In 72 days, we will have sold most of our things, and the rest will be in storage. The residence we have occupied for seven years will belong to another family. Our home will not be located within a structure in a town in Canada’s first national park, but within our bodies. I will leave the place where the mountains have heretofore asked for reciprocity, and enter new domains, where I don’t know the other-than-humans. We will be living in an adventure, on the road.
We imagine that this will not be a permanent state. Perhaps it’s the most permanent state and we have instead been using the things we own to prop up our illusions. The thing is, we will wander until we require more structure. Or until the money runs out. Or until someone needs us to be more physically present for them. Whenever that is.
We have done this before, but not through desire of wandering. Instead, it happened through a time of trauma. Almost two decades ago, after Richard’s identity disappeared following a surgery for cancer, we wandered in southern California, then in Brittany in France, waiting for something to indicate where we might live next. While we ordered egg and sausage galettes at the market, or followed a crowd to an opera in someone’s living room, or hiked the Path of the Gods near the Amalfi Coast, we waited for a sign that we ought to be somewhere else. Let me correct, while I waited for a sign, because my partner is nearly always happy and present right where he is. Bastard.
During these months of wandering in my past, I learned how to be very, very quiet. I entertained family and friends who came to visit. I learned that some people really use travel as a form of staying drunk. And I discovered that going to other places wouldn’t protect me from making mistakes. I would navigate poorly, overspend on a hotel, lose my shit. (But I would never, ever have a bad meal, because I am the most intuitive finder of delicious food that I have ever known.)
I have been thinking that in letting go of all of this rootedness at once I might be making a disaster of my life. I was reflecting on my nearly lifelong preoccupation with being a fuck-up, when I came across Holly Whittaker saying this in a recent newsletter:
We forget the only way we find out what we do want is often enough found only through all that we don’t, or lives that we actually want to live come only after we’ve lived through the ones we didn’t, or that the will to choose rightly for ourselves only comes from information received from choosing wrongly, and sometimes that means choosing wrongly over and over and over again, and even making a disaster of your life, and even making a disaster of your life for longer than anyone is comfortable with. And so on.
Cultivating a prolific sense of possible misjudgments made me aware of the times I spent in therapy reflecting about my obsession with getting things right, and of eventually developing a rock-solid awareness about what a lovable fuck-up I actually am. Then I fell into nonduality and realized that whatever the world is, it is real. My irrationality is real; the monsters I dream of at night are real. There is a reality to experience. Our mind is something that is real, and its reality is consciousness. While every experience is valid, there is no way to be right, or great, or the best possible [fill in your role here,] because all of that is comparative. It exists inside a kind of capitalist productive mindset I no longer wish to hold. Instead, there’s a way to notice what’s appearing, and to contemplate who am I? and for me, that may be the most real version of the self. I tend to gravitate toward experiences that allow me open-minded holding of this question, and this summer, surrendering most of my former sense of home will set up the conditions to ask it.

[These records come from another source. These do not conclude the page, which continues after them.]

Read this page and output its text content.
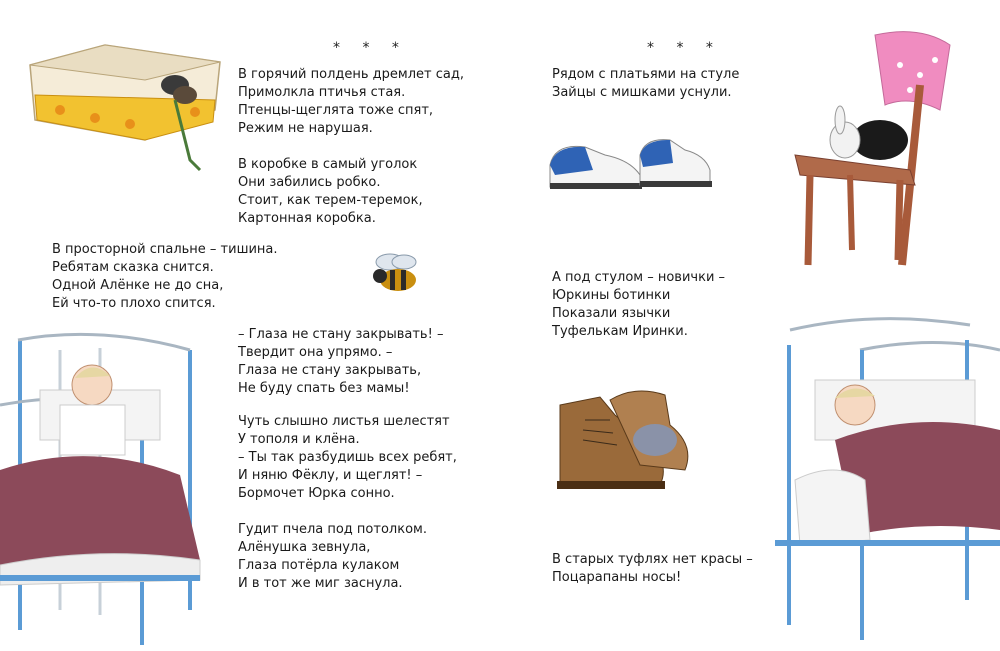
* * *
В горячий полдень дремлет сад,
Примолкла птичья стая.
Птенцы-щеглята тоже спят,
Режим не нарушая.
В коробке в самый уголок
Они забились робко.
Стоит, как терем-теремок,
Картонная коробка.
В просторной спальне – тишина.
Ребятам сказка снится.
Одной Алёнке не до сна,
Ей что-то плохо спится.
– Глаза не стану закрывать! –
Твердит она упрямо. –
Глаза не стану закрывать,
Не буду спать без мамы!
Чуть слышно листья шелестят
У тополя и клёна.
– Ты так разбудишь всех ребят,
И няню Фёклу, и щеглят! –
Бормочет Юрка сонно.
Гудит пчела под потолком.
Алёнушка зевнула,
Глаза потёрла кулаком
И в тот же миг заснула.
* * *
Рядом с платьями на стуле
Зайцы с мишками уснули.
А под стулом – новички –
Юркины ботинки
Показали язычки
Туфелькам Иринки.
В старых туфлях нет красы –
Поцарапаны носы!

We are wandering about for a time. We do not know where we are going exactly, but we hope to know one day soon. We have no idea if we will return to a place we have lived before or enter a new place. There is, as the elders say, more to be revealed. I no longer think that finding what’s right or wrong is the most interesting question. All of the rules that I’ve known have been disproven. I don’t even believe that where I live matters. Another question I’m asking now is: how would my life look different if I allowed in the support of all of the ones who live here? And in order to know this, I’m tracking all of the ways that I deny myself care, encouragement, collaboration, resources, rest. And the ways that I allow support too. (This week, I’m house sitting for a friend on an island in British Columbia while I finish my book, so I am getting very good at accepting gifts.)
I want you to know that I made up this wandering idea for this newsletter before this wild unmooring happened. Be careful about what you wish to write, for it can exist for you.
After August 1st, I hope to post some findings on the question of finding support from wherever I end up in my own, personal Wanderland. In the meantime, I’ll be back every two weeks, with some incredible interviews with writers I love, and more bodacious notions of wandering.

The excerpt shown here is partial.